On 16 November the members convened in Kigali and elected the first TYAN Executive Committee to replace the temporary task force that had carried out early work in the past year. The Executive Committee is balanced both in gender and in geographical composition.
In addition to Yin Li, there are seven other elected members of the Executive Committee: Jalila Ben Salah-Abbès, an associate professor at Higher Institute of Biotechnology in Monastir, Tunisia; Patricia Zancan, an associate professor at Universidade Federal do Rio de Janeiro, Brazil; Franco Martin Cabrerizo, an associate professor at IIb-Intech, in Chascomús, Argentina; Bolanle Ade Ojokoh, a senior lecturer at Federal University of Technology in Akure, Nigeria; Collet Dandara, an associate professor at University of Cape Town, South Africa; Sok Ching Cheong, a group leader at Cancer Research Initiatives Foundation, Selangor, Malaysia; and Yusuf Baran, a professor at Abdullah Gul University in Kayseri, Turkey.

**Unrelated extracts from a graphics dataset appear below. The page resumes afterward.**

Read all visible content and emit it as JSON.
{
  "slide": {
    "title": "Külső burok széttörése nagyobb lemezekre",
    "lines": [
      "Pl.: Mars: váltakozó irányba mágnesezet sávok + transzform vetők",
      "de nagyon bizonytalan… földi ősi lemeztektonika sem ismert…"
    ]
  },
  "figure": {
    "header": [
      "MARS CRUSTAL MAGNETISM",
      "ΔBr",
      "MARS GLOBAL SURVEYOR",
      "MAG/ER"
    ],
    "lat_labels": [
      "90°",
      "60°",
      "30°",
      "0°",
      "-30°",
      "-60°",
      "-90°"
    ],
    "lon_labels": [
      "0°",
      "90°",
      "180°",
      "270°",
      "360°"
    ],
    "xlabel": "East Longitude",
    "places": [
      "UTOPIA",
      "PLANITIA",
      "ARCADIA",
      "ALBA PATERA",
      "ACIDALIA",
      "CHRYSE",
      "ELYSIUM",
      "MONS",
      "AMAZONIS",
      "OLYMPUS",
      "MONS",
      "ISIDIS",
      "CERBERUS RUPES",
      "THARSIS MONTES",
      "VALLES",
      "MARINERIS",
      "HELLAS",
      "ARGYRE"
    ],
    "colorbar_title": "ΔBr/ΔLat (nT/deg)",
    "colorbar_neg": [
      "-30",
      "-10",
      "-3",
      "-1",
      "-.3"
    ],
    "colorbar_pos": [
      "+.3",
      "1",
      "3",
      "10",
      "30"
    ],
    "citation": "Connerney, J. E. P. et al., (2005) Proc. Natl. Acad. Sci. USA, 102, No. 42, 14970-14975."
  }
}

Zancan focuses on cancer metabolism, trying to identify cancer targets that can be hit with novel drugs. “I think that TYAN will help all of us to expand our networks as well as our students’ opportunities to pay exchange visits to foreign laboratories,” she said. Then she announced that in 2017 Brazil would host the first TYAN meeting. ” The Regional Office for Latin America and the Caribbean of TWAS and the Regional Office for Latin America and the Caribbean of the International Council for Science (ICSU) asked me to organize a meeting in Rio de Janeiro, next year. We will also receive the support of the Brazillian Academy of Science. I will work hard for that to be successful.”
Turkish scientist Yusuf Baran studies molecular mechanisms of drug resistance in cancer, focusing also on science and technology policy. “These days’ meetings have been a tremendous opportunity to get to know each other to make a positive change for our future,” Baran said. “We are a family from around the world and we have to work hard…. I believe that science is the best way to bring peace, to provide sustainable and economical development, to use diplomacy around the world.”